Asking for a new trial
And this past summer, in a Des Moines courtroom, Heidi Anfinson was asking for a new trial, alleging that trial attorney Bill Kutmus had not competently represented her by ignoring a defense centered on post-partum psychosis.
Bill Kutmus, Heidi Anfinson's defense lawyer: That’s ludicrous. That is ludicrous!
In court, Kutmus, a lawyer more accustomed to asking questions than taking the stand himself, was clearly agitated at suggestions he had not done his job.
Kutmus said Iowa law makes an insanity defense an uphill climb, so he went in another direction. But he admitted that he never sought a mental evaluation for Heidi, nor did he obtain psychiatric reports when she was hospitalized with suicidal thoughts after Jacob’s death.
Although prosecutors presented witnesses who disagreed, one defense lawyer testified it showed a lack of competence.
And Heidi’s father, who paid Kutmus more than $100,000 dollars, said he begged the attorney to consider looking for signs of mental illness, but was told this:
Irv Hoffbauer, Heidi’s father: What I understood was that she’d have to be “insane enough to be out eating s*** out in the streets.”
Alfredo Parrish, one of Heidi Anfinson's new defense lawyers: Were those his exact words?
Hoffbauer: That’s his exact words, positively. And I was floored.
But to refute the charges, the state of Iowa called its own experts to the stand, including the doctor who examined Heidi just days after the baby’s death when she was having suicidal thoughts.
The doctors said that Heidi Anfinson did not have symptoms of sufficient severity to make that diagnosis.

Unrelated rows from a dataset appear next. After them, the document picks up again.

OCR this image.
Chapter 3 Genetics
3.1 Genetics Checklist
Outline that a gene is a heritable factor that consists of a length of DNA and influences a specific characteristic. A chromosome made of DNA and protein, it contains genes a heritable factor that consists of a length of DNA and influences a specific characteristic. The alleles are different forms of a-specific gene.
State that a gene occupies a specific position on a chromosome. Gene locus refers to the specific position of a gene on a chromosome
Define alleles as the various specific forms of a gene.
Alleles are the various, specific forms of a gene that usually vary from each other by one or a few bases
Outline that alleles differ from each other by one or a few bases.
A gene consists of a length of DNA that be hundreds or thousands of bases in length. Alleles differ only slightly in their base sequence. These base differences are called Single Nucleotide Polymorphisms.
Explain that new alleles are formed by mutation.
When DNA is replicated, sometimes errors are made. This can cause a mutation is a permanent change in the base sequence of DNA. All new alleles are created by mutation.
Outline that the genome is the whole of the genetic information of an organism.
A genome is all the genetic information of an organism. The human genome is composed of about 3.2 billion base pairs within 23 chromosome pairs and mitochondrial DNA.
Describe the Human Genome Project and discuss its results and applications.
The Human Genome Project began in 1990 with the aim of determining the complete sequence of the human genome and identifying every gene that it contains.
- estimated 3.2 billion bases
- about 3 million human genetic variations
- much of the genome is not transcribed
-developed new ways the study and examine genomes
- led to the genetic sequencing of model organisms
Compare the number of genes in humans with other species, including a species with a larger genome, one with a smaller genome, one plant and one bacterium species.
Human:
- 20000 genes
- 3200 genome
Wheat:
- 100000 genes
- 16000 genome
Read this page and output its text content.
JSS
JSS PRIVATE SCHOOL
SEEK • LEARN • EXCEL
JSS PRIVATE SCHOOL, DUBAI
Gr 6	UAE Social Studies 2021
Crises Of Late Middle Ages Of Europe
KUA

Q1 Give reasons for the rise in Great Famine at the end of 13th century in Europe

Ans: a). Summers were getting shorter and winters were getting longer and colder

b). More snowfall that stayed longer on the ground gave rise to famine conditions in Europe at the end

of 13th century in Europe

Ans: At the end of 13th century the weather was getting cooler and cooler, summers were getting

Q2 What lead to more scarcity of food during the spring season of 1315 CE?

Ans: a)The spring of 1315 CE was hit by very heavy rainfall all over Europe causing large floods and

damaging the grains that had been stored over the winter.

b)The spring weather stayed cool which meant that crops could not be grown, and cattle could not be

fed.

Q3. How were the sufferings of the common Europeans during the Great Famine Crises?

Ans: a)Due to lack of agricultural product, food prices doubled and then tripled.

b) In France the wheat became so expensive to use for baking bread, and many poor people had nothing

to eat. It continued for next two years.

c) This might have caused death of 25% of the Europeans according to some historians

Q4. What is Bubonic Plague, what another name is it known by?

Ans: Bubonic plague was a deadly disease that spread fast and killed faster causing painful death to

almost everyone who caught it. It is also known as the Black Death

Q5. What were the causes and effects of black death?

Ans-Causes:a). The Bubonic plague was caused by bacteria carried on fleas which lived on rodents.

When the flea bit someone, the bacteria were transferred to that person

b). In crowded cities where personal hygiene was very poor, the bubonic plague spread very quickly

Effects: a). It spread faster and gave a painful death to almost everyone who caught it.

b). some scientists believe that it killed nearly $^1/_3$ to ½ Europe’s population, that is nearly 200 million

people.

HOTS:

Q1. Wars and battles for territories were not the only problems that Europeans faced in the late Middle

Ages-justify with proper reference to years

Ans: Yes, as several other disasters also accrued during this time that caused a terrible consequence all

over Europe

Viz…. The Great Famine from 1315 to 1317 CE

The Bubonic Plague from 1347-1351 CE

Polk County Attorney John Sarcone directed the state’s efforts to keep Heidi Anfinson behind bars for the murder of her son.
John Sarcone, Polk county attorney: There’s a little boy, who was two weeks old who died in this community, in a horrible act, and his mother has been convicted of that, and we think it was proper. It should be upheld and that there should be no new trial.
But Heidi’s attorneys had the last word, begging the judge for another chance, with a new lawyer, and new evidence that might explain her actions. Her attorneys plan to appeal the decision to the Iowa state Supreme Court.
Meanwhile, Heidi must continue to serve her 50 year prison sentence.
It has been seven years since the death of baby Jacob. Heidi’s family and her husband, Mike Anfinson, still stand by her.
Mike Anfinson: I can see the past, I have hope for the future, but I can only grasp the present. I really don’t look much further than that anymore, you know? You just set yourself up for failure.